Frank and April caught each others' eyes from across a bar, and sparked up a relationship in spite of both of their desperately unsuccessful careers. April was onto a loser as a budding actress, and soon became your standard desperate housewife, the two of them moving to some pretty suburb, to a house on Revolutionary Road. Frank took up his father's mantle, working as in the same mundane marketing job. Bored with their lives, unhappy the stagnancy of their relationship, April proposes they drop everything and move to Paris, where she will work and he will stay at home to take care of the kids until he figures out what kind of career will make him happy. Frank thinks it is a great idea.


To the shock of their friends, neighbours, and work colleagues, they announce their intentions, but through a turn of fate, their plans become harder and harder to realise, until Paris seems all-but impossible. Frank starts to resign himself to his career within the company, seeing it differently from before, and April's unplanned pregnancy suddenly strangles all of her options. Will these two be able to survive in their pretty house on Revolutionary Road? And will their marriage stand up to the arguments, the shattered dreams, the desperate affairs and now the unwanted new baby?


“I have the backbone not to run away from my responsibilities.”


Sam Mendes has previously examined the dark underbelly of suburban existence with his acclaimed Oscar-winner, American Beauty. He is adept at showing the shiny, glossy exteriors, when something is quite clearly wrong beneath. Right from the outset you can see this situation is going to go pear-shaped, the loving, happy part of this couple's existence largely abbreviated just to get to the point where we can examine all that is wrong with them, and see all that is going to go wrong. They may smile, and laugh and play up to all their friends at their regular get-togethers, but really these are two very unhappy individuals, their lives desperately unfulfilled, their relationship disjointed and held together by the staple ingredients of a house and kids, but totally devoid of any kind of mutual respect, mainly due to the fact that the characters do not even have respect for themselves.

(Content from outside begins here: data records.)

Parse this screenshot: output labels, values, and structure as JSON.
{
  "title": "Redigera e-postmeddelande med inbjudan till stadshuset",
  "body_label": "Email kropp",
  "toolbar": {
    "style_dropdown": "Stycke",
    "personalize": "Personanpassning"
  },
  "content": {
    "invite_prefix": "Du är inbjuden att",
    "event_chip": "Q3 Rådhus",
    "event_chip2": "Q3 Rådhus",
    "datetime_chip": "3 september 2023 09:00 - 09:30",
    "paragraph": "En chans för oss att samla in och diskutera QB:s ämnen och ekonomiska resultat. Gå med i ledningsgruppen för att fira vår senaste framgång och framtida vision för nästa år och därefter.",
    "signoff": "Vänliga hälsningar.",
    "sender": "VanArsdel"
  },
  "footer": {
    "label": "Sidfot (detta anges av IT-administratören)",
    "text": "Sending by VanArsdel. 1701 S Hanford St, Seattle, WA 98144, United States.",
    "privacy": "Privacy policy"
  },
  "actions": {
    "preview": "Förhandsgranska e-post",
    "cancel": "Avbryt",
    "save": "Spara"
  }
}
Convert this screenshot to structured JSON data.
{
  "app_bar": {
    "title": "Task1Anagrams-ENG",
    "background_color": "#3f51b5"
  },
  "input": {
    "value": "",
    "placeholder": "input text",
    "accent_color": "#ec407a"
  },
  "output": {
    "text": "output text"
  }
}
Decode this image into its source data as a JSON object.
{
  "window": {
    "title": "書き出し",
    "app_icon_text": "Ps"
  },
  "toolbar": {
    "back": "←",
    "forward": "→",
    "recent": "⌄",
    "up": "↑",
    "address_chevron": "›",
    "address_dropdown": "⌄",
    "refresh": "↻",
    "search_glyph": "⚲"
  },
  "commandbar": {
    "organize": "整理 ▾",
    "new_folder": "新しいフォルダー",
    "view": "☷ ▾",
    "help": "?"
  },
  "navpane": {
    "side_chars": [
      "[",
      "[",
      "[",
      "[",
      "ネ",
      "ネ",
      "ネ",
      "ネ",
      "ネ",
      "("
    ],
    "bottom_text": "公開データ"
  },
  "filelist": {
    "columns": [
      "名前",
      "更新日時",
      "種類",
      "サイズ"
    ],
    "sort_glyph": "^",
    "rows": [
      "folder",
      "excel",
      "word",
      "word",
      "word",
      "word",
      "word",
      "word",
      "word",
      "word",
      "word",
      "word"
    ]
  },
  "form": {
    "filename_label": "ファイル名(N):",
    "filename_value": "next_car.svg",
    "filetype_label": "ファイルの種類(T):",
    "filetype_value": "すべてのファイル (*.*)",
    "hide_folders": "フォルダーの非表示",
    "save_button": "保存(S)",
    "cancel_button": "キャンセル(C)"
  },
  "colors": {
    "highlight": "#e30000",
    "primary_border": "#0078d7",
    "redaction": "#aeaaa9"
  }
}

It's heartbreakingly realistic to see this couple at odds, their love lost and largely suppressed by circumstances often beyond their control. It raises some interesting issues of whether to chase your dreams, fulfil your ambitions; whether to settle for the quiet life, attempt to be happy with what you do have, and then looks at the effect of doing such things - the damage it can do, the unhappiness it leads to, the broken lives, missed opportunities and sadness all round. That's not to say it does not criticise the 'grass is always greener' adage as much as it tears apart the concept of 'settling', with the vapid affairs and general bravado about 'how much better life will be in Paris', as if they can escape their problems merely by changing location. This is a movie about the price of never being content with what you have as much as about settling, of failing to see the good in things as much as trying to tolerate the bad.


“It's unrealistic for a man with a fine mind to go on working year after year at a job he can't stand. Coming home to a place he can't stand, to a wife who's equally unable to stand the same things. And you know what the worst part of it is? Our whole existence here is based on this great premise that we're special. They we're superior to the whole thing. But we're not. We're just like everyone else! We bought into the same, ridiculous delusion. That we have to resign from life and settle down the moment we have children. And we've been punishing each other for it.”


The entire weight of the movie is carried by the performances of its two classy leads, DiCaprio and Winslet, as the disintegration of their characters and their characters' relationship is the essence of what the story is all about. Personally, I think DiCaprio excels himself once again as the dissatisfied Frank, who slowly comes to terms with the benefits of his life, and finds settling much easier than his desperate housewife. After such an excellent run with Scorsese, I was impressed by his performance in Blood Diamond but marginally disappointed by Body of Lies, where he appeared to be settling into a certain style of (admittedly good, but not excellent) performance. His role here brings him back to the fore - he is immensely believable as the husband, at once troubled by his mundane day-job, flawed by his secret search for something more in his life (which often led to pointless flings) and also impassioned by his damaging relationship - at times trying so very desperately to make it work. His moments of rage during the massive rows are totally realistic, often understandable and scarily true to life.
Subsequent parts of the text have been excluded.